Almost exactly a decade ago, Ben Bernanke visited Tokyo as a member of the Federal Reserve Board – he was not yet the powerful Fed chairman – and gave some shocking advice to his Japanese counterparts. Surveying the country’s abysmal record of deflation, Bernanke recommended that the Bank of Japan set an explicit inflation target and embark on a massive program of buying government debt to help achieve that goal.
It took a perplexingly long time for the advice to be heeded. Last week, Japan’s new central bank governor, Haruhiko Kuroda, announced that he hoped to achieve 2 percent inflation within two years from the current deflation of -0.70 percent.

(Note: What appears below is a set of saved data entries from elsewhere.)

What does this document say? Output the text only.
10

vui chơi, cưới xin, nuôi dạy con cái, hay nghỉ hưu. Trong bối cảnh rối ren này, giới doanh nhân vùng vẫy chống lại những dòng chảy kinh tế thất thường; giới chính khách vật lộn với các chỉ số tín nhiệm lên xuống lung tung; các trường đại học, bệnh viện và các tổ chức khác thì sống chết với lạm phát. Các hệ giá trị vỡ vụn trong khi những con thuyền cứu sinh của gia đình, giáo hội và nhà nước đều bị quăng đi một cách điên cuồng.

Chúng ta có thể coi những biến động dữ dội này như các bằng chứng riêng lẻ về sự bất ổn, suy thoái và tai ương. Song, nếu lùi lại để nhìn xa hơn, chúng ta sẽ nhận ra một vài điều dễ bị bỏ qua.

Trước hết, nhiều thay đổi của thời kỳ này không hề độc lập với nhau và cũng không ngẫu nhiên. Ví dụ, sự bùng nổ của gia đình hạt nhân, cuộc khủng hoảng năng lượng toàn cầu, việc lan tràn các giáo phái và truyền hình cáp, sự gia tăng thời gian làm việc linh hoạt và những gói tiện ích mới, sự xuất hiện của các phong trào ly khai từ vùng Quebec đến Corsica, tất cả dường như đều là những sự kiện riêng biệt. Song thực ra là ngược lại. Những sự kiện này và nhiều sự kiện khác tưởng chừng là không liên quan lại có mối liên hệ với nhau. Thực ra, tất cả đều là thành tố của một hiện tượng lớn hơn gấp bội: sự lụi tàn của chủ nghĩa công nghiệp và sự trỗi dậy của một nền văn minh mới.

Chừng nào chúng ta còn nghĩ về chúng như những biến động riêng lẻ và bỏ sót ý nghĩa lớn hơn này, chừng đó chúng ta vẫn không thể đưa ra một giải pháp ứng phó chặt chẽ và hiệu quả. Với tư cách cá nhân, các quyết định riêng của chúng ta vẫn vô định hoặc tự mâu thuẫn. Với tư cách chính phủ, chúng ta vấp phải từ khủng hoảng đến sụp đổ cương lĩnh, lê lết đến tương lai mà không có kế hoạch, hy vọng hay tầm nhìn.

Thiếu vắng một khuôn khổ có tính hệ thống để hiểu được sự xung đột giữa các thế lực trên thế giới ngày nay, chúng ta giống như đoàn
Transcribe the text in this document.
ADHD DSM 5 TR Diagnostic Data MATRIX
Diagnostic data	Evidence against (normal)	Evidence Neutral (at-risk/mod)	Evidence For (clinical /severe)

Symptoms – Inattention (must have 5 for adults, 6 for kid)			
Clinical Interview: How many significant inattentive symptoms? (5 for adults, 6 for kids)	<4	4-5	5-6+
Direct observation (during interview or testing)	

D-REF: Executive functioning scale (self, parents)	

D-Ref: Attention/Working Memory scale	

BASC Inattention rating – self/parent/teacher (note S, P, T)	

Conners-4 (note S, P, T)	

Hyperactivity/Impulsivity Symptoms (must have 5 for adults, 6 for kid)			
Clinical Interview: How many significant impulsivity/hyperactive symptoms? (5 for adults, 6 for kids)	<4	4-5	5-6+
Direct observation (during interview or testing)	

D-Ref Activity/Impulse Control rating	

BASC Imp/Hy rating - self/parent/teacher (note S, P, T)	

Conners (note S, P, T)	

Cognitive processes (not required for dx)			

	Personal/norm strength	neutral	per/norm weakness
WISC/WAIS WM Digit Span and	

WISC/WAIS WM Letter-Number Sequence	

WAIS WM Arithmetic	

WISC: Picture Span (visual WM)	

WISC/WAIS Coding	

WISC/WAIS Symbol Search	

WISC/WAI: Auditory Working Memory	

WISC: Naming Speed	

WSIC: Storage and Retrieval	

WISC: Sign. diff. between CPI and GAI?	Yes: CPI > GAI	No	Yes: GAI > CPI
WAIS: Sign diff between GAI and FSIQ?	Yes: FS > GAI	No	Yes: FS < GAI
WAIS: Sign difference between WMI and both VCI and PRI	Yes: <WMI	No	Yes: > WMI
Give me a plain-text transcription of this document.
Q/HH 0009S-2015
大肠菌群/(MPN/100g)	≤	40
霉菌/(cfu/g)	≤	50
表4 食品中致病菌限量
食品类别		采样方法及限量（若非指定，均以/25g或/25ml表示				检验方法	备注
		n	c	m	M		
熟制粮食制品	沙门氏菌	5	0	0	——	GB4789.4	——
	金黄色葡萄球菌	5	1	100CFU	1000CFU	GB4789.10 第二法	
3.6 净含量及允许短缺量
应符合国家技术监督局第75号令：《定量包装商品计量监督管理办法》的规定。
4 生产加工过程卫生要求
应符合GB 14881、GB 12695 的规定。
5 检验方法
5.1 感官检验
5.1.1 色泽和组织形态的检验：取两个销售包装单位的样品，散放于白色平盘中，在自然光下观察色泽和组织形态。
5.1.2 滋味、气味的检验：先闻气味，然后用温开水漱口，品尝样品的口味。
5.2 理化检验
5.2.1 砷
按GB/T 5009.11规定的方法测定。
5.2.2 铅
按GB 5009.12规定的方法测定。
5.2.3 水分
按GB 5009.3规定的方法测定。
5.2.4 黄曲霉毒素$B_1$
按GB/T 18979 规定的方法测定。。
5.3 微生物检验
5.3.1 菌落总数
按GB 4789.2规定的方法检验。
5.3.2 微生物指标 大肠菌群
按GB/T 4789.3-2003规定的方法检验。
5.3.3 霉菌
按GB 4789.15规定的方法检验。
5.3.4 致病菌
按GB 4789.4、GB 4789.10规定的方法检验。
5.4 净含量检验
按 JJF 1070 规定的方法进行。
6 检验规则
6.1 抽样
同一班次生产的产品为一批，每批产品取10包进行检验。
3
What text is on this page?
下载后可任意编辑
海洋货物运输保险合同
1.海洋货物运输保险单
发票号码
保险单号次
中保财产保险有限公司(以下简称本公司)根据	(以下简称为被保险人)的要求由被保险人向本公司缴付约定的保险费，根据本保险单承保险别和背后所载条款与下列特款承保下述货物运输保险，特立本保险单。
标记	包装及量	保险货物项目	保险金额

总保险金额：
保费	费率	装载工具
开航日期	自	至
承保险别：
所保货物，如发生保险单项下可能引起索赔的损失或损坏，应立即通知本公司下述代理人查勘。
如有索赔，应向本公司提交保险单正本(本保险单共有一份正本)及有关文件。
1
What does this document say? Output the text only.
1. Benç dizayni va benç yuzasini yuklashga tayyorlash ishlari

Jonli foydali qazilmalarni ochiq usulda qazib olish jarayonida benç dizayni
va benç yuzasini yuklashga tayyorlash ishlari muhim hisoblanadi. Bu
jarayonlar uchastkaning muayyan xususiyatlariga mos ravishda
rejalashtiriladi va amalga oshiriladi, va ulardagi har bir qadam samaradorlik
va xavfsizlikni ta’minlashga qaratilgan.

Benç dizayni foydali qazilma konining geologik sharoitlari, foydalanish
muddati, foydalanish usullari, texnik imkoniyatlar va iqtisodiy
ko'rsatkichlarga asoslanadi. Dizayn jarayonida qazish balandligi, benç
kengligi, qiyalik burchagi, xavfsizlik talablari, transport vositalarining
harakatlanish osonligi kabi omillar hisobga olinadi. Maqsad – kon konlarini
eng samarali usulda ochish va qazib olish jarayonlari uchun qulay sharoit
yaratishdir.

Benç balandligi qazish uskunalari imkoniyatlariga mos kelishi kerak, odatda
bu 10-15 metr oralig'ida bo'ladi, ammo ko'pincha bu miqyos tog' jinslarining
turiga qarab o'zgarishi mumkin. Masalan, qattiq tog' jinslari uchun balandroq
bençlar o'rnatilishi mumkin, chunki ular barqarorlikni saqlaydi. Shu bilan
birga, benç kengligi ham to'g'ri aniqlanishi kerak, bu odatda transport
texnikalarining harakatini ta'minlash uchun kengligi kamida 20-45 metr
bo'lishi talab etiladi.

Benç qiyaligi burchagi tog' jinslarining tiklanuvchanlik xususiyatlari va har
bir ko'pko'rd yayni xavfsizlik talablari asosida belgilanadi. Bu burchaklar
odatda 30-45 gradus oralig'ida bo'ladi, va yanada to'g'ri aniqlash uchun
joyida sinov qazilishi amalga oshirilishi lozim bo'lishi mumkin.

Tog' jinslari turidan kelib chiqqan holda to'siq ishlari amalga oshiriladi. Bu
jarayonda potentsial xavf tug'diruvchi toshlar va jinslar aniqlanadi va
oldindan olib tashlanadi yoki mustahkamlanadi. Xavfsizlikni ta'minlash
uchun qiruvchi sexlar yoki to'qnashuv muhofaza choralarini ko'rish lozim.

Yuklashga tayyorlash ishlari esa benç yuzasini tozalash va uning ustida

To accomplish this, the BOJ will double the size of the money supply to $2.8 trillion in two years by buying long-term government bonds, increasing its balance sheet by 1 percent of gross domestic product a month this year and 1.1 percent next year.
In short, Japan will attempt to do in two years what Bernanke and the Fed have done under their program of quantitative easing in five years. For the cautious Japanese, it was a breathtaking departure from recent practice, which had been constrained by fears that pushing up the inflation rate might bankrupt the BOJ because its large government bond holdings would lose value when interest rates went up.
While these measures are almost universally applauded, it’s an open question whether they will be enough to fix what ails Japan. No two countries are alike, so using a solution that worked well in the United States may prove less than a perfect fit for the Japanese. For example, increasing the money supply is no guarantee that banks will lend and people will start buying consumer goods, the ultimate end of a deflationary liquidity trap. In addition, the Japanese prescription depends in part on the revival of Japan’s export trade – all that monetary easing has led to a sharp decline in the value of the yen, which is supposed to boost the fortunes of companies like Sony and Toyota. But that may prove elusive as long as economies in Europe and the United States struggle with high unemployment.